核心概念
There exists an optimal neural network architecture with a fixed number of O(d) intrinsic neurons that can approximate any d-variate continuous function on a d-dimensional hypercube with arbitrary accuracy, which is the best possible scaling with the input dimension.
摘要
The paper presents two main results:
- Existence of an EUAF (Elementary Universal Activation Function) neural network with only 366d + 365 intrinsic (non-repeated) neurons that can approximate any d-variate continuous function on a d-dimensional hypercube with arbitrary accuracy. This is a significant improvement over the previous work that required O(d^2) neurons.
The key insights are:
- Leveraging a variant of the Kolmogorov Superposition Theorem that only requires 1 outer function and 2d+1 inner functions, instead of the original version that needs 2d+1 outer functions and (2d+1)(d+1) inner functions.

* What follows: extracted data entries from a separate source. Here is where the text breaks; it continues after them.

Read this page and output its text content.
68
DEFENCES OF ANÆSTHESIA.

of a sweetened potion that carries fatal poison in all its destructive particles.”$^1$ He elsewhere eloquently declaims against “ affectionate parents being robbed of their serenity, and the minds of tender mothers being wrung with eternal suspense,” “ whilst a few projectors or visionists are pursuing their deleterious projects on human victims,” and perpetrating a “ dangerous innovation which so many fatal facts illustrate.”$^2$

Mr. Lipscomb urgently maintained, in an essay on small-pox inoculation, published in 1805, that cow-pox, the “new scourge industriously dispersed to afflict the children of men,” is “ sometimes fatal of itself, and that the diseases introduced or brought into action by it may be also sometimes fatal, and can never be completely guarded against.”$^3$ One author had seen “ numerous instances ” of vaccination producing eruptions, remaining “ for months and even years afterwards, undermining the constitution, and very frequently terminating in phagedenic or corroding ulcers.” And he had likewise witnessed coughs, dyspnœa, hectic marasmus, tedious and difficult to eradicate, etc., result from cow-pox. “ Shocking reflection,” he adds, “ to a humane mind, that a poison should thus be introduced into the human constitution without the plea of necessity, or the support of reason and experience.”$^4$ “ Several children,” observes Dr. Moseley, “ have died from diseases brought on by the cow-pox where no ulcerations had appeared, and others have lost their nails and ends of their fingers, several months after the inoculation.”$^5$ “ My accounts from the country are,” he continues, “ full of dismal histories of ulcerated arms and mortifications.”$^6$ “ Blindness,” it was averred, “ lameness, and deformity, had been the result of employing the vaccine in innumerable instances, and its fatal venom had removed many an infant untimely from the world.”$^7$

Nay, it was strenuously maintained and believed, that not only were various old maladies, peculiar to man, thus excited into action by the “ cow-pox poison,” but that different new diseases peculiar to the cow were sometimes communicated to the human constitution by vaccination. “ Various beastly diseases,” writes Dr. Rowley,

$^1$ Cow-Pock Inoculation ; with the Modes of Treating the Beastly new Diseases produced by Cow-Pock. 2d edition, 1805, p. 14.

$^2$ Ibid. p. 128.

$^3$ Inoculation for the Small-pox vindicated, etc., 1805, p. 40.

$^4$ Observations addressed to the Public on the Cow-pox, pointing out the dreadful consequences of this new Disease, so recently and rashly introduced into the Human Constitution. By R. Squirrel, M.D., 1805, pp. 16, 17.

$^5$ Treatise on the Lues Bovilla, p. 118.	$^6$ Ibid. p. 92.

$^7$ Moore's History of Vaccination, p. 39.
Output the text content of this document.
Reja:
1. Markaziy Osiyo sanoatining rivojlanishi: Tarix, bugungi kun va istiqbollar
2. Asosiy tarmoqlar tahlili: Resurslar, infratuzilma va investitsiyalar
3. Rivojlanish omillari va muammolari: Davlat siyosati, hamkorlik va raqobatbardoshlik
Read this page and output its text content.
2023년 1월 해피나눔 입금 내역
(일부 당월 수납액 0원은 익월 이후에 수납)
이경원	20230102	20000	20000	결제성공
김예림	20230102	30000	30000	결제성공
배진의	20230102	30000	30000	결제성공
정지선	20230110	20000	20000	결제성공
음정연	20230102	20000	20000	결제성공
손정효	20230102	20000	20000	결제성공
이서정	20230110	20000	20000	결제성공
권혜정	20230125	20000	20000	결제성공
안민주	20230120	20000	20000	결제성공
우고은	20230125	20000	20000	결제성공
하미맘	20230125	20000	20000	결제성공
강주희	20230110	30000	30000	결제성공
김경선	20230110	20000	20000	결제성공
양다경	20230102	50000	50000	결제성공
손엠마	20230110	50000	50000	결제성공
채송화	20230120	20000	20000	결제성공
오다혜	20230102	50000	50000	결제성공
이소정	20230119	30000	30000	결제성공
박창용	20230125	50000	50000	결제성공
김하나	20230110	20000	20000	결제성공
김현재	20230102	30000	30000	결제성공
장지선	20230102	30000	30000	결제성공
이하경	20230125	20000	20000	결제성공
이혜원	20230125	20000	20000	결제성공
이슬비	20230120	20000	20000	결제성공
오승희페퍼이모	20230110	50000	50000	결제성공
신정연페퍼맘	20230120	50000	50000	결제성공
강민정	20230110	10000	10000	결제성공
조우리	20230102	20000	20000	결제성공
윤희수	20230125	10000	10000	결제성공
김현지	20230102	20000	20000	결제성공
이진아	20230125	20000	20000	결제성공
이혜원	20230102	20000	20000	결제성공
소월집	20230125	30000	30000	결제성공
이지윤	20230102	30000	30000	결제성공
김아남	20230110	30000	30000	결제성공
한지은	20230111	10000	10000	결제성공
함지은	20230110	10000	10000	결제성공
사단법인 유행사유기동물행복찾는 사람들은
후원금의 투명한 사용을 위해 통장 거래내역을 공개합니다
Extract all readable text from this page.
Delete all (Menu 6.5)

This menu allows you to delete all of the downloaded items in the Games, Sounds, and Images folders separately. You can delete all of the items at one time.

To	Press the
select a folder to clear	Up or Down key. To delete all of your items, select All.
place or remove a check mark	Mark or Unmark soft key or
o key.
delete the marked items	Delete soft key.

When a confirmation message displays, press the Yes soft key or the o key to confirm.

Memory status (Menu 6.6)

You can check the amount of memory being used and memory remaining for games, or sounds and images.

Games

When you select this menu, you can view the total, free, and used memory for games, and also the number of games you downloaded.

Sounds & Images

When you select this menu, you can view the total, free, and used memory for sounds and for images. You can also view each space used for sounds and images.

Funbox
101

- Constructing the EUAF network to approximate the outer and inner functions separately, and then combining them.
- Ensuring the range of the linear combination of the inner function approximations is [0, 1] by applying min{max{·, 0}, 1}.
- Presentation of a family of continuous functions that requires at least width d (or d intrinsic neurons) to achieve arbitrary accuracy in its approximation.
Combining these results, the paper concludes that the requirement of O(d) fixed intrinsic neurons for approximating functions in C([a, b]^d) is optimal, as it grows linearly with the input dimension d, unlike some other approximation methods where the number of parameters may grow exponentially with d.